Below, we look back at some of the past year’s key comedy releases, performers and breakthrough moments that we got our funny bone caught in.
Seriously though, climate change. What the fuck are we going to do?! Isn’t it obvious what we have to do?! Why aren’t we listening to the scientists?!
To see more of Exclaim!'s Best of 2015 lists, head here.
Top 10 Hilariously Good Comedy Moments
10. Nathan Macintosh’s I Wasn't Talking
Nathan Macintosh is the kind of comedian you could find at almost any comedy club across Canada — likeable, relatable and familiar. But the New York-via-Toronto-via-Halifax comedian has discovered a knack for taking the familiar and morphing it into something edgy, adroit and downright twisted.
Although Macintosh is mostly known as a clean comedian, on his debut album, he's not afraid to venture into darker territories, drawing on personal experiences to create smart and well-written bits that touch on his un-masculine demeanour, growing up without a father, and his love of hip-hop. With each bit only lasting around a minute, Macintosh uses his rapid-fire delivery to drive across his sometimes ridiculous and often poignant views on the Canadian experience.
On the surface, Macintosh may seem like your average club comedian, but I Wasn't Talking (out now on Comedy Records) proves that he looks deeper and works harder than your run-of-the-mill Yuk Yuk's joke-slinger.

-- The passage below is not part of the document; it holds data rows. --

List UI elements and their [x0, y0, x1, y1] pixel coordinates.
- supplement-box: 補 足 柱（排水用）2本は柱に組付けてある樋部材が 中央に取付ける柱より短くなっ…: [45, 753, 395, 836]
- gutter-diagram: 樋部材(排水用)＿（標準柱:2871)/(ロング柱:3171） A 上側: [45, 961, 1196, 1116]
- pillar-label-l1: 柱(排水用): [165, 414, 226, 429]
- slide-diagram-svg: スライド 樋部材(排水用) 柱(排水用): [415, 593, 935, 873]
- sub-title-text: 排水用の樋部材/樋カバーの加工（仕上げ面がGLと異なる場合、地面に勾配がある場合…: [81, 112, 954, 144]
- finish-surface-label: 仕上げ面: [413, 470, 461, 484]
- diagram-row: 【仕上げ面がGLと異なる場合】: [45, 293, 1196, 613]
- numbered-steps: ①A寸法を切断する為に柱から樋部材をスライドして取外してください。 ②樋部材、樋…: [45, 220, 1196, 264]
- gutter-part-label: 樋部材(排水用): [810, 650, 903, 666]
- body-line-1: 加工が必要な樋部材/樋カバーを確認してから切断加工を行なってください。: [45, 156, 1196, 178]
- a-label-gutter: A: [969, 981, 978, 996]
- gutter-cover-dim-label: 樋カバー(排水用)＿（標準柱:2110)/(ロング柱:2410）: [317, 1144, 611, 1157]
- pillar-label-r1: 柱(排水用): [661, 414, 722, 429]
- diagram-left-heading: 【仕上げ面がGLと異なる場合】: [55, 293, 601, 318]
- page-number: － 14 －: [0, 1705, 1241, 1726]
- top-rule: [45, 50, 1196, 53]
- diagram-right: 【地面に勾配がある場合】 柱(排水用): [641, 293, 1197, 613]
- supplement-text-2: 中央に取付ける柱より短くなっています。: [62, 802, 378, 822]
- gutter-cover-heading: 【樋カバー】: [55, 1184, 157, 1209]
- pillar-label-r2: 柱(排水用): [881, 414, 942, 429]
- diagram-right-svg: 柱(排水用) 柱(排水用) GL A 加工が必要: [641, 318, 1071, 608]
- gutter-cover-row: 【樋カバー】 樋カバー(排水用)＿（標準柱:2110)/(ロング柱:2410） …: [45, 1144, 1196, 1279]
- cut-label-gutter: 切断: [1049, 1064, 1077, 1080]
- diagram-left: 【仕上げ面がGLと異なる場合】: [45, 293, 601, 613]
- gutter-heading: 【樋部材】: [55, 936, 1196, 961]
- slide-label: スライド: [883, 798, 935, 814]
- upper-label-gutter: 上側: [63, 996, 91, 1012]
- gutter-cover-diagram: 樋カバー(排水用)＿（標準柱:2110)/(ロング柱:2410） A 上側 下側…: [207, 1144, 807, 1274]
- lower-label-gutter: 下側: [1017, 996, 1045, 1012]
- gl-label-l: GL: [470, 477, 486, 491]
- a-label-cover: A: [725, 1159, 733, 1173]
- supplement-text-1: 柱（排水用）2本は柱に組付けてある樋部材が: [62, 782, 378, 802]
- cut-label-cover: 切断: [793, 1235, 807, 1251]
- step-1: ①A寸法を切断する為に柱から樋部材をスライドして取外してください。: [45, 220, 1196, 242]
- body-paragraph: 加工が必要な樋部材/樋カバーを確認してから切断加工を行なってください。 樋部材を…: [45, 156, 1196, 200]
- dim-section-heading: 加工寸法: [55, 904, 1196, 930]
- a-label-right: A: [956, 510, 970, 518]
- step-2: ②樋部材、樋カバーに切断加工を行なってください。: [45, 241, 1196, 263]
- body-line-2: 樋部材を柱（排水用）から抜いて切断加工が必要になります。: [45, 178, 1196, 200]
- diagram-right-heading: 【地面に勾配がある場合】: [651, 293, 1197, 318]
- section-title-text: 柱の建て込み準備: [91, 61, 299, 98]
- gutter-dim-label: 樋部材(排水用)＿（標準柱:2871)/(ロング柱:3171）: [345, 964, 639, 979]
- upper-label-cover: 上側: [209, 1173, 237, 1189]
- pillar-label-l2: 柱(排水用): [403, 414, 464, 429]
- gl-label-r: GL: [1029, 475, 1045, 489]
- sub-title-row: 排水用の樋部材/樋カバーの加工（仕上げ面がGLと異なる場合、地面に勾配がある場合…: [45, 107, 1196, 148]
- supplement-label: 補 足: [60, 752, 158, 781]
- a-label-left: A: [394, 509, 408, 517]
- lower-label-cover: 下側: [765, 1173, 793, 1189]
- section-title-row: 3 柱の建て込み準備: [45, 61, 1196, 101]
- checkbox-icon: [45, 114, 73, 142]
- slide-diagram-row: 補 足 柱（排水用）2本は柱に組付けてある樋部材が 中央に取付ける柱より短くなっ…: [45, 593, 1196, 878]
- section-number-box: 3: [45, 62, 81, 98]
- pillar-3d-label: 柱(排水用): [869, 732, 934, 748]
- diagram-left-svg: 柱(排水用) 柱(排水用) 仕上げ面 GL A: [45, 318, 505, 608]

9. W/Bob & David (aka the return of the Mr. Show brain trust)
The reunion century has been pumped full of a lot of gooey nostalgia jelly already, but few returns were as anticipated or surprising as Bob Odenkirk and David Cross reassembling the cast and crew of their fabled, influential sketch program, Mr. Show with Bob and David. Originally an HBO property that ran between 1995 and 1998, Mr. Show is generally regarded as the greatest talent laboratory of its era for alt-comedy.
Over four episodes on Netflix, W/Bob & David exhibits a unique kind of timelessness, rarely digging its teeth into anything particularly topical. While there are aesthetic tinges that recall the end of the 1990s and a few spoofs of contemporary culture and politics, the show essentially proves how funny and adept this confluence of people (including Scott Aukerman and Paul F. Tompkins, among others) is at writing transcendently edgy sketch comedy. Here’s hoping there’s more on the way.
8. Dave Hill’s Let Me Turn You On
Multi-talented surreal absurdist Dave Hill is a low-key dude who messes with stand-up conventions on his thoroughly entertaining record.
With its mix of live jokes performed at Union Hall in Brooklyn and monologues set to space-y guitar-led music, Let Me Turn You On is about as dynamic as it can be, and Hill's material and vaguely stoner-y presence are charmingly refreshing.
An unsettling, off-kilter feeling that reality is being fucked with is prevalent throughout Hill's record; his is a strange, cool world to live in.
7. Aziz Ansari’s hilarious, heartfelt Master of None
Hyperactive comedian/actor Aziz Ansari surprised everyone with his charming, heartfelt take on the latter days of bachelorhood in New York. Disguised as a conventional sitcom on Netflix, Master of None really is a coming-of-age story told over ten interconnected, cinematically produced episodes that have the style and flair of Woody Allen (not to mention observational fatalist acolytes like Larry David and Louis C.K.) in his most daring and uncompromising state.
If you’ve followed Ansari’s stand-up or read his acclaimed 2015 book, Modern Romance: An Investigation, you’ll recognize that, as Dev, he’s playing a version of himself, processing societal conventions about love and happiness and how life is supposed to work. He and his writers and cast bring a rare sensitivity to topics like aging, entitlement, decency, existential dread and interpersonal relationships. It’s funny because, if you’re dealing or have dealt with the same issues (and who hasn’t), it’s true.
6. Eugene Mirman’s I’m Sorry (You’re Welcome)
In a year where anti-humour made significant waves (see H. Jon Benjamin's Well, I Should Have..., the Neil Hamburger-starring indie flick Entertainment and the entire third season of Nathan for You), Eugene Mirman took the proverbial cake.
Released months after his underwhelming Netflix special, Vegan on His Way to the Complain Store, the stand-up portion of Mirman's fifth album comes off even more loose, edgy and illogical. Not only did the Brooklyn-based comedian release one of the most irreverent live albums of the year with I'm Sorry (You're Welcome) (Sub Pop), but the nine-volume special edition stands as one of the most confounding, unnecessary and brave releases in the history of recorded comedy.
After these 50 minutes of semi-structured jokes, Mirman's humour truly runs amok, as the next 528 tracks includes the comedian delivering meditation sounds, erotic soundscapes, a sound effect library, “digital drugs,” 45 minutes of crying and 195 orgasm sounds.
What makes I'm Sorry (You're Welcome) a true watershed release is that it presents the comedy album as concept, rather than product. Welcome to the world of avant-garde comedy albums — now with extra fart effects.